In a short span of five months, the Ebola outbreak has grasped more than 600 victims in the Democratic Republic of Congo. Beginning on August 1, 2018, the Ebola outbreak is estimated to have about 608 patients with a death toll of 368 based on a statement made by the Ministry Of Health. With a mortality rate surpassing 60%, this deadly disease has taken the lives of hundreds since its outbreak was first reported. Only 207 people have as of yet been reported to recover from this deadly disease. Furthermore, doctors in Congo are currently evaluating 29 more patients suspected of being infected by Ebola.
The deadliest Ebola epidemic
Ebola wreaked havoc during its deadliest epidemic in West Africa from 2013-2016 during which the death count was more than 11,000. At the rate of progression seen now in Congo, the current epidemic is threatening to be equally devastating as the previous one.
American health worker exposed to Ebola
In the 2014 outbreak, almost 10 percent of the fatalities were health care workers infected after being exposed to the virus while treating the patients.
A similar case has arisen now with reports of an American health worker in Congo being exposed to the virus.

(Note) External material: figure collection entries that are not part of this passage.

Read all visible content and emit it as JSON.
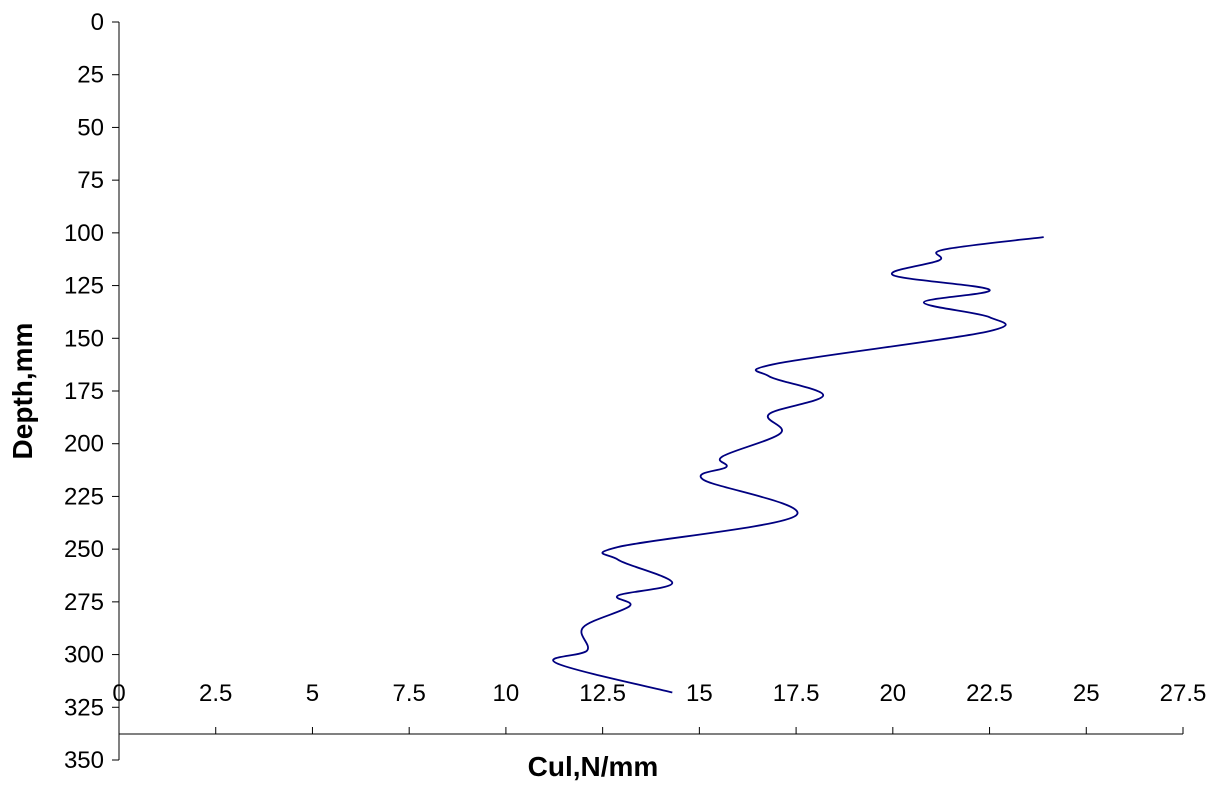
{
  "chart_data": {
    "type": "line",
    "title": "",
    "xlabel": "Cul,N/mm",
    "ylabel": "Depth,mm",
    "xlim": [
      0,
      27.5
    ],
    "ylim": [
      0,
      350
    ],
    "y_inverted": true,
    "x_ticks": [
      "0",
      "2.5",
      "5",
      "7.5",
      "10",
      "12.5",
      "15",
      "17.5",
      "20",
      "22.5",
      "25",
      "27.5"
    ],
    "y_ticks": [
      "0",
      "25",
      "50",
      "75",
      "100",
      "125",
      "150",
      "175",
      "200",
      "225",
      "250",
      "275",
      "300",
      "325",
      "350"
    ],
    "grid": false,
    "legend": "none",
    "series": [
      {
        "color": "#000080",
        "x": [
          23.9,
          21.3,
          21.2,
          20.0,
          22.5,
          20.8,
          22.5,
          22.4,
          17.0,
          16.8,
          18.2,
          16.8,
          17.1,
          15.6,
          15.7,
          15.1,
          17.5,
          12.9,
          12.9,
          14.3,
          12.9,
          13.2,
          12.0,
          12.1,
          11.3,
          14.3
        ],
        "y": [
          102,
          108,
          113,
          120,
          127,
          133,
          140,
          147,
          162,
          168,
          177,
          186,
          195,
          206,
          211,
          217,
          234,
          249,
          255,
          266,
          272,
          277,
          287,
          298,
          304,
          318
        ]
      }
    ]
  }
}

Reports further state that the health worker is currently under observation for symptoms of Ebola in the United States, according to the Nebraska Medical Center. The person’s identity was not revealed due to concerns of privacy.
As of now, Ebola is mainly limited to North Kivu province, which includes the cities of Beni, Kalunguta, and Mabalako. However, some cases have also been reported in the neighboring Ituri province.
Violence brews beside the epidemic
According to WHO, these two provinces are also centers of violence with more than 50 armed groups. Along with Ebola, long-term violence from conflicts is another contributing factor to the rising mortality rate in these two provinces. With millions of refugees migrating through and out of these two provinces, the risk of a widespread epidemic is exponentially increased.
The increasing number of malaria cases has further added turmoil to the already devastated province.
Political instability with a long-awaited presidential election, which was initially scheduled for 2016, added more hurdles to health care workers. Following the vote, more conflicts arose between militant groups and government forces.
The minister of health stated in his recent visit to the province “The activities of the response to Beni and Butembo have been severely disrupted following the demonstrations of the population,” he further added, “The majority of the teams were unable to deploy in both cities but were able to work remotely with local health workers who maintained minimal field activity.”
Dr. Tedros Adhanom Ghebreyesus, WHO’s director-general, made a statement regarding the outbreak “We have reached a critical point in the Ebola response. After the intensification of field activities, we were seeing hopeful signs in many areas, including a recent decrease in cases in Beni,” Tedros states “These gains could be lost if we suffer a period of prolonged insecurity, resulting in increased transmission. That would be a tragedy for the local population, who have already suffered too much.”
A potential cure?
Since its outbreak in August, the ministry has launched a vaccination program, which has vaccinated 54,153 people as of yet. Additionally, three new Ebola drugs are under clinical trials since late November.